My September goal for The Third Tending Year was Noticing and Choosing (read my Noticing post here). When it came time to investigate my Choosing practices, I found myself inundated with choices. New responsibilities sprouted up overnight, each one vying for my attention and threatening disaster if I didn’t figure it all out quickly.

With so many decisions to make, every task felt urgent and high stakes. Three wedding vendors need answers! The dog is sick, gotta take her to the vet! Bills are due! You ran out of supplements, gotta go to the natural foods store, but oh no, THEY’RE out of them, too! In my effort to knock everything out I overtaxed my body and brain and burned out.

If you’re a longtime reader, you know that I use Rachael Stephen’s brilliant “Constellation System” to organize my life into six domains: Divitiae (paid work and money), Corporalis (physical body), Spiritus (spirituality and mental health), Domum (home), Genero (creativity), and Socialis (relationships).

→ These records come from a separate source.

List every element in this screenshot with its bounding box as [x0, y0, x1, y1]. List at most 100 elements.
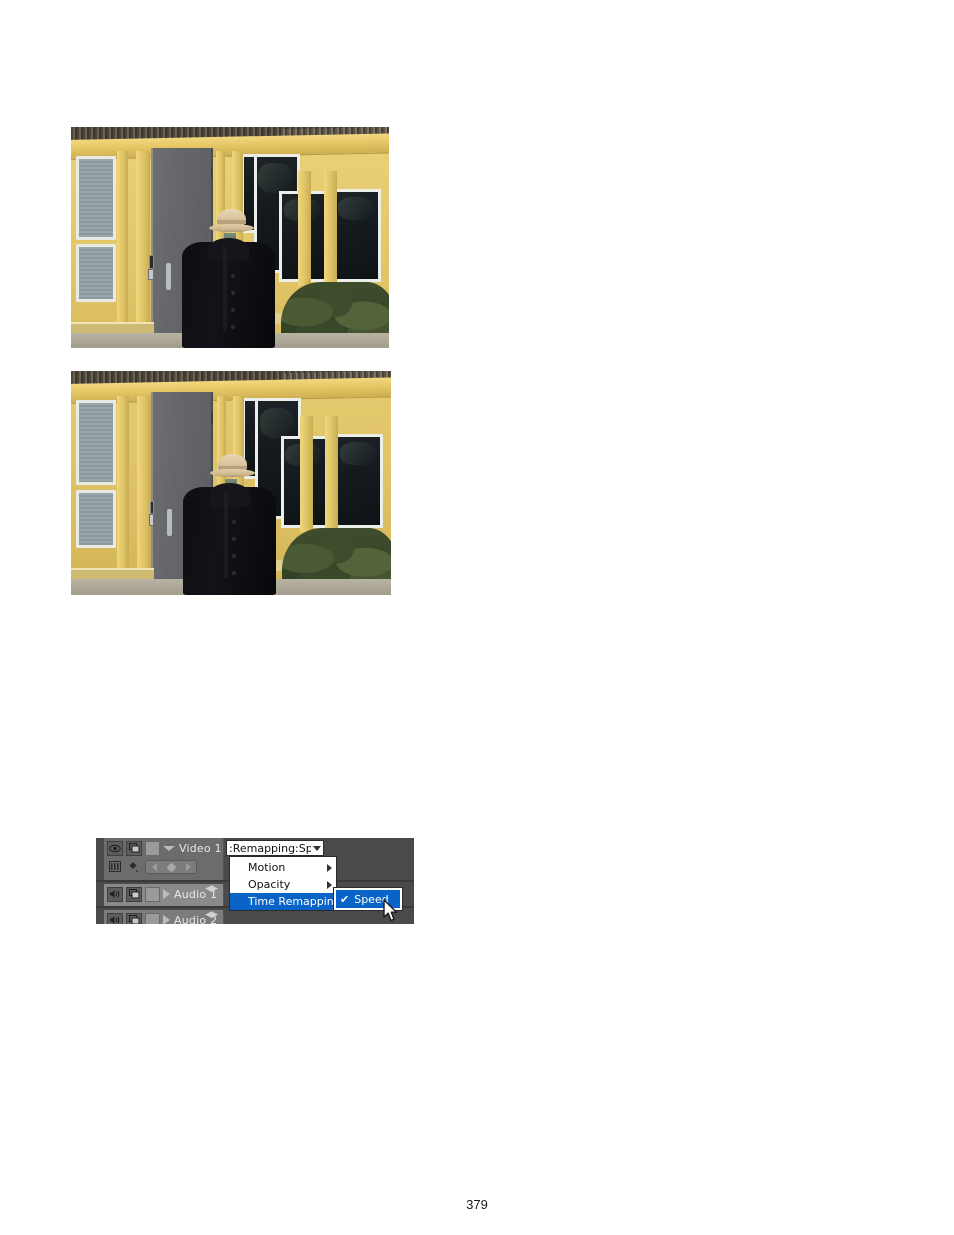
hat-brim	[210, 468, 255, 477]
submenu-item-speed[interactable]: ✔ Speed	[336, 890, 400, 908]
window-blinds-lower-left	[75, 489, 116, 548]
track-header-audio2[interactable]: Audio 2 ◀▶	[104, 910, 224, 924]
keyframe-navigator[interactable]	[145, 860, 197, 874]
coat-collar	[208, 483, 250, 507]
glass-reflection	[259, 407, 295, 438]
coat-button	[231, 273, 236, 278]
speaker-icon[interactable]	[107, 912, 123, 924]
chevron-down-icon[interactable]	[313, 845, 321, 851]
track-header-video1[interactable]: Video 1	[104, 838, 224, 880]
blinds-slats	[78, 158, 113, 237]
effect-dropdown-button[interactable]: :Remapping:Speed	[226, 840, 324, 856]
blinds-slats	[78, 403, 113, 483]
track-color-swatch[interactable]	[145, 840, 160, 856]
expand-triangle-icon[interactable]	[163, 889, 170, 899]
coat-button	[231, 324, 236, 329]
time-remapping-submenu[interactable]: ✔ Speed	[333, 887, 403, 911]
track-label-video1: Video 1	[179, 841, 222, 855]
coat-button	[232, 519, 237, 524]
glass-reflection	[339, 442, 376, 465]
bowtie-icon: ◀▶	[205, 910, 218, 920]
coat-lapel	[223, 491, 228, 578]
photo-scene-before	[71, 127, 389, 348]
eye-icon[interactable]	[107, 840, 123, 856]
track-row-audio2[interactable]: Audio 2 ◀▶	[96, 910, 414, 924]
window-sill-ledge	[71, 321, 154, 333]
keyframe-display-icon[interactable]	[107, 860, 123, 875]
menu-item-label: Time Remapping	[248, 895, 341, 908]
coat-lapel	[222, 246, 227, 331]
wall-mullion-5	[299, 415, 313, 533]
previous-keyframe-icon[interactable]	[151, 863, 157, 871]
menu-item-label: Motion	[248, 861, 286, 874]
track-header-row-tools	[107, 859, 197, 875]
checkmark-icon: ✔	[340, 892, 350, 906]
coat-button	[232, 536, 237, 541]
coat-button	[232, 571, 237, 576]
coat-button	[231, 290, 236, 295]
track-color-swatch[interactable]	[145, 886, 160, 902]
effect-context-menu[interactable]: Motion Opacity Time Remapping	[229, 856, 346, 911]
door-card-reader	[149, 254, 154, 269]
floating-hat	[209, 208, 254, 236]
chevron-right-icon	[327, 863, 332, 872]
menu-item-time-remapping[interactable]: Time Remapping	[230, 893, 346, 910]
menu-item-motion[interactable]: Motion	[230, 859, 336, 876]
toggle-sync-icon[interactable]	[126, 840, 142, 856]
toggle-sync-icon[interactable]	[126, 912, 142, 924]
toggle-sync-icon[interactable]	[126, 886, 142, 902]
wall-mullion-2	[136, 151, 151, 348]
floating-hat	[210, 453, 255, 481]
track-header-row-toggles: Audio 2	[107, 912, 217, 924]
window-glass-c	[335, 433, 383, 528]
track-header-row-toggles: Audio 1	[107, 886, 217, 902]
wall-mullion-1	[117, 395, 129, 595]
glass-reflection	[338, 197, 374, 220]
floating-coat	[183, 483, 276, 595]
bowtie-icon: ◀▶	[205, 884, 218, 894]
pen-tool-icon[interactable]	[126, 860, 142, 875]
expand-triangle-icon[interactable]	[163, 915, 170, 924]
window-blinds-upper-left	[75, 155, 116, 240]
glass-reflection	[258, 163, 293, 193]
hat-brim	[209, 223, 254, 232]
door-handle	[166, 262, 172, 290]
wall-mullion-5	[298, 171, 312, 287]
effect-dropdown-label: :Remapping:Speed	[229, 841, 311, 855]
wall-mullion-2	[136, 395, 151, 595]
page-number: 379	[466, 1197, 488, 1212]
wall-mullion-1	[117, 151, 129, 348]
door-hinge	[210, 167, 213, 180]
menu-item-opacity[interactable]: Opacity	[230, 876, 336, 893]
window-sill-ledge	[71, 568, 155, 580]
track-color-swatch[interactable]	[145, 912, 160, 924]
window-blinds-upper-left	[75, 400, 116, 486]
timeline-panel-figure: Video 1 Audio 1 ◀▶ Audio 2 ◀▶:Remapping…	[96, 838, 414, 924]
coat-collar	[208, 237, 249, 261]
blinds-slats	[78, 247, 113, 299]
wall-mullion-6	[325, 415, 339, 533]
coat-button	[232, 554, 237, 559]
door-latch	[148, 268, 154, 281]
track-header-row-toggles: Video 1	[107, 840, 222, 856]
figure-invisible-man-after	[71, 371, 391, 595]
figure-invisible-man-before	[71, 127, 389, 348]
track-header-audio1[interactable]: Audio 1 ◀▶	[104, 884, 224, 906]
window-blinds-lower-left	[75, 244, 116, 302]
door-card-reader	[149, 500, 155, 515]
floating-coat	[182, 237, 275, 348]
next-keyframe-icon[interactable]	[185, 863, 191, 871]
speaker-icon[interactable]	[107, 886, 123, 902]
photo-scene-after	[71, 371, 391, 595]
wall-mullion-6	[323, 171, 337, 287]
menu-item-label: Opacity	[248, 878, 291, 891]
submenu-item-label: Speed	[354, 892, 389, 906]
door-hinge	[211, 411, 214, 424]
door-latch	[148, 514, 155, 527]
chevron-right-icon	[327, 880, 332, 889]
door-handle	[167, 508, 172, 537]
collapse-triangle-icon[interactable]	[163, 845, 175, 851]
add-keyframe-icon[interactable]	[166, 862, 176, 872]
blinds-slats	[78, 492, 113, 545]
window-glass-c	[333, 188, 382, 282]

Because I hyperfocused on managing my Divitiae, Socialis, and Domum responsibilities, I ignored the other domains that help me holistically care for myself: Corporalis, Genero, and Spiritus. As Stephen said in my interview with her, it’s not as if all six domains are meant to be equal, each one taking up 16.66% of your time, energy, and focus. Life ebbs and flows, truly urgent responsibilities sometimes pop up, but I’m learning that it’s important to differentiate the must-dos when everything feels time-sensitive.


On Urgency and Burnout

In an effort to understand my current relationship with urgency, I returned to Tema Okun’s generous resource “White Supremacy Culture,” which includes a sense of urgency as a characteristic of white supremacy culture. I found my experience of overload in Okun’s list of the ways urgency shows up: “makes it harder for us to distinguish what is really urgent from what feels urgent; after a while everything takes on the same sense of urgency, leading to mental, physical, intellectual, and spiritual burnout and exhaustion.”

I also listened to to Pico Iyer’s 2015 “On Being” podcast episode, aptly named “The Urgency of Slowing Down.” In his interview, Iyer describes the stillness he inhabits when he goes on retreats to monasteries, the timelessness of his workdays as a writer, and the go-go-go urgency when he travels to places like Los Angeles or New York for work.

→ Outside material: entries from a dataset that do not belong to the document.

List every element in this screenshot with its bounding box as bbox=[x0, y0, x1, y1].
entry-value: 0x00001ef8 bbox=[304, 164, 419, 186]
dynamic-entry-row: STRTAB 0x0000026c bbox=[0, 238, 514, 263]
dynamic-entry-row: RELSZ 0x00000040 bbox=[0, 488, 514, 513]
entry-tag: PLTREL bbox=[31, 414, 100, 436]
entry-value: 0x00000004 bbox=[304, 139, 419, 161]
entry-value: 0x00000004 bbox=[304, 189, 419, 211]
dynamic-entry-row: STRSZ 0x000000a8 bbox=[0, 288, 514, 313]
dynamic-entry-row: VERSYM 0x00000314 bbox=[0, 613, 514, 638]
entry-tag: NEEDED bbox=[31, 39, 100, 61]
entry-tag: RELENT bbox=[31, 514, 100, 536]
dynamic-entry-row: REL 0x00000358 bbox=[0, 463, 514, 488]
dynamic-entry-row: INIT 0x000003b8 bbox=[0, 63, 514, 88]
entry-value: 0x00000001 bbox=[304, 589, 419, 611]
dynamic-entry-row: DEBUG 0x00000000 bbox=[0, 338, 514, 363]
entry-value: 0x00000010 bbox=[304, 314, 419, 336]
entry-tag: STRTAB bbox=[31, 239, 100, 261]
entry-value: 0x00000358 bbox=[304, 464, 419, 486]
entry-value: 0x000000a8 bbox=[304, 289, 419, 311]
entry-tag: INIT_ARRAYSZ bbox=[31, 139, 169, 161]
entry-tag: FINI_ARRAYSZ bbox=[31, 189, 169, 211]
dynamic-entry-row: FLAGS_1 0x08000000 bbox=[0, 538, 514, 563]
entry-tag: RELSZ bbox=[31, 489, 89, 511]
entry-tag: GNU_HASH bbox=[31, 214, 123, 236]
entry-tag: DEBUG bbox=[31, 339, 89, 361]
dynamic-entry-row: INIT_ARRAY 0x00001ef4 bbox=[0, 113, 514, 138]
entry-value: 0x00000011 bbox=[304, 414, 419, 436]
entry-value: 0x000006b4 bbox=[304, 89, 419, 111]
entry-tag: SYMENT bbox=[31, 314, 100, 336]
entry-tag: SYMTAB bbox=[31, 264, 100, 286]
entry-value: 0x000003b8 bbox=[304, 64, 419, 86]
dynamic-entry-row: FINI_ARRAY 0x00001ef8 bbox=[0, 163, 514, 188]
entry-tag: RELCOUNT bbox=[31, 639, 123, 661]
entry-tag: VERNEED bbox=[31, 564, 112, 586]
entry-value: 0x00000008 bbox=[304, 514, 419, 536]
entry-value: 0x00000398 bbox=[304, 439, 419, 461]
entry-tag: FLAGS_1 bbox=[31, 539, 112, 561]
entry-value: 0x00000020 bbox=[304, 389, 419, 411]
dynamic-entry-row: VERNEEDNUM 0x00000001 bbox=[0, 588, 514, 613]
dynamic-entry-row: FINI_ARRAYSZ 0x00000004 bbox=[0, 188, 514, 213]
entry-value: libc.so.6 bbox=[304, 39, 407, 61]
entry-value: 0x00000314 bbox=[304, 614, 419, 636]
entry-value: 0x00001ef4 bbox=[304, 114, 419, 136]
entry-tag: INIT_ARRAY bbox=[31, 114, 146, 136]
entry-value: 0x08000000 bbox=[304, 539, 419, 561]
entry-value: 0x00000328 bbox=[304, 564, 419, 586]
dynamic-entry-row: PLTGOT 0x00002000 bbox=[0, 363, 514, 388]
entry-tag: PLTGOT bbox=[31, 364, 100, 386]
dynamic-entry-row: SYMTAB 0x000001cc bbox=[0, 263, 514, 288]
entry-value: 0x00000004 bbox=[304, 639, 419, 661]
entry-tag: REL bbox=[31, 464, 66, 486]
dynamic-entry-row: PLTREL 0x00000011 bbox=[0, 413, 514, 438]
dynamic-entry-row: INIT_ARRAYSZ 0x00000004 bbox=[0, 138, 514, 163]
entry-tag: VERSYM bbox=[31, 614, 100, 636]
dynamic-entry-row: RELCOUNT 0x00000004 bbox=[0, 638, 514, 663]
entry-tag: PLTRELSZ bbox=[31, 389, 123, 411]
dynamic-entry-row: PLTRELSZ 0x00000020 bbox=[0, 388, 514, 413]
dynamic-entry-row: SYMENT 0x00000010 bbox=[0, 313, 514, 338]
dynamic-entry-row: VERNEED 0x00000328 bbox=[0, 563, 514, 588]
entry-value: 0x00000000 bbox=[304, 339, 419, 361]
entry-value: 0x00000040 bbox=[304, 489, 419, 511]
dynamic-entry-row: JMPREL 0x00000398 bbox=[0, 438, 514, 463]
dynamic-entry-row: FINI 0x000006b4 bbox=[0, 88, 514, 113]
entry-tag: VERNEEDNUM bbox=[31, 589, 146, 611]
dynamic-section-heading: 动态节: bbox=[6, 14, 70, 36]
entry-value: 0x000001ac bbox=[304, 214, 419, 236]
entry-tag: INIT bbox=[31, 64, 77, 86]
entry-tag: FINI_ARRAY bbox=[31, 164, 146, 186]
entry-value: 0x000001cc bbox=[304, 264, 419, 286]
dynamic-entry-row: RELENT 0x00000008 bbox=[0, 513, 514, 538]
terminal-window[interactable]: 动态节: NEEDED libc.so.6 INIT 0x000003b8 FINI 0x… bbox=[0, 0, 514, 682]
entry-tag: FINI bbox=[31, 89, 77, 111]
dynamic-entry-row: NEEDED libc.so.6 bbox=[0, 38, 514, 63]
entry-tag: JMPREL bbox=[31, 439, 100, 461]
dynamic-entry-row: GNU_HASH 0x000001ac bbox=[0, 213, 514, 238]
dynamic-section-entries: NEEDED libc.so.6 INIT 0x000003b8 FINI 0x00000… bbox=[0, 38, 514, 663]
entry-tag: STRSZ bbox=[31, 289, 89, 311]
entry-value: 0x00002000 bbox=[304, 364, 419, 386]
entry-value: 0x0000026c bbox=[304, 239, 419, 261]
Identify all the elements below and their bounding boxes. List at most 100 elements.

I resonated with his description of his days spent leisurely reading and writing at home without looking at the time. I rarely time block my work schedule (i.e., draft newsletter from 9-11am; lunch 11am-12pm; emails 12-12:30pm, etc.). Instead, I focus on must-do tasks, batch some for certain days around a handful of meetings each week, and check them off during my 10am-4pm workdays. It took me years to develop my personal productivity rhythm, and in general my work practices don’t burn me out.

But I did burn out, and it wasn’t from work. It was from life: my dog had a health scare, wedding planning felt like quicksand, I ran out of three meds to treat my chronic illness, Kris was out of town and I had to do errands alone. On their own, these things are doable; all together, the priorities sparred.


Choosing Urgency or Something Else

Once I realized I was burned out, I decided that something would need to give. Inspired by Okun’s writing and Iyer’s podcast episode, I asked myself three questions.

  • What is truly urgent?
  • What carries a false sense of urgency?
  • What happens when I treat these non-urgent tasks as urgent?

Looking at the last few weeks, only two things landed on my truly urgent list: responding to my elderly dog’s needs and paying my bills and rent.

The second question was illuminating. Things that felt urgent but truly were not were doing many loads of laundry in one day, checking my email between 4pm and 10am, doing a certain number of workouts in a week, and most wedding planning decisions, especially sending emails.

And the effects of treating non-urgent tasks as urgent are feeling exhausted, uncomfortable, and shameful that in my effort to get all the things done I did not take care of my mental and physical health. I know these emotions and experiences aren’t unique to me because 1) many chronically ill friends and acquaintances share similar experiences on social media and 2) most of my coaching clients reach out to work with me when they hit a rock bottom of overwhelm and exhaustion from never-ending to-do lists that leave them little to no time for rest and self-care.

So where does that leave me, heading into October? I finally ordered those meds, took Lucy the chihuahua to the vet, and delegated some non-urgent tasks. We’re 95% ready for the wedding, and I wisely blocked off two weeks in October to do little except prepare, celebrate, and decompress.



I want to recommend a resource that helps me to put urgency into perspective: Jen Carrington’s blog post “The Eight Seasons of Business.” She wrote this piece for small business owners, but I think the metaphor of seasons is applicable to life, too. Are you in a season of growth, rest, recovery, burnout, or something else? What is truly urgent in this season of your life? What carries a false sense of urgency? What happens when you believe those non-urgent tasks are urgent? How can you be compassionate with yourself as you navigate the season you’re in?